Geneviève was smiling through tears. ‘There was no blame, Charles. She was angry. But not with you.’
‘I never thought...’
‘Charles...’
‘Well, I never consciously thought...’
She raised a finger and laid it against his face. Taking it away, she held it up before him. A tear stood out. He took a handkerchief, and wiped his eyes.
‘I know what she was angry with, Charles. Death. Of all people, I understand. I think I would have liked, would have loved, your wife.’
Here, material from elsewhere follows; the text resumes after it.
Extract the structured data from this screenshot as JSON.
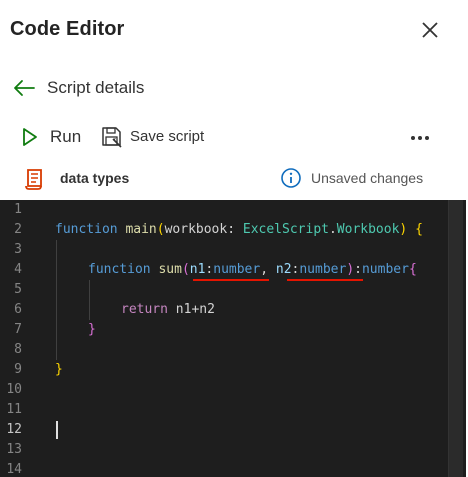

Geneviève touched her finger to her tongue, and shuddered slightly. Vampires could drink tears.
What Pamela would have thought of Geneviève hardly mattered. What was important, he realised with a gaping in his stomach, was what Penelope would think...
‘I really didn’t mean for all this to happen,’ she said. ‘You must think me fearfully wet.’
She took his handkerchief, and dabbed her own eyes dry. She looked at the damp-spotted cloth.
‘Well, well,’ she said. ‘Salt water.’
He was puzzled.
‘Usually, I cry blood. It’s not very attractive. All teeth and rat-tails, like a proper nosferatu.’
Now, he took her hand. The pain of memory was passing; somehow, he was stronger.
‘Geneviève, you consistently underestimate yourself. Remember, I know for a fact that you don’t know what you look like.’
‘I can remember a girl with feet like a duck’s, and lips that don’t match. Pretty eyes, though. I’m not sure, but I hope that was my sister. Her name was Cirielle; she married the brother of a Marshal of France and died a grandmother.’
She was sharp again, in control of herself. Only the slight flush on her neck betrayed any emotion, and that was fading like ice in sunlight.
‘By now my family must have spread over the globe, like Christianity. I expect everybody alive is related to me somehow.’
He tried to laugh but she was serious again.
‘I don’t like myself when I gush, Charles. I apologise for having embarrassed you.’
Beauregard shook his head. Something had broken between them, but he was not sure whether it had been a bond or a barrier.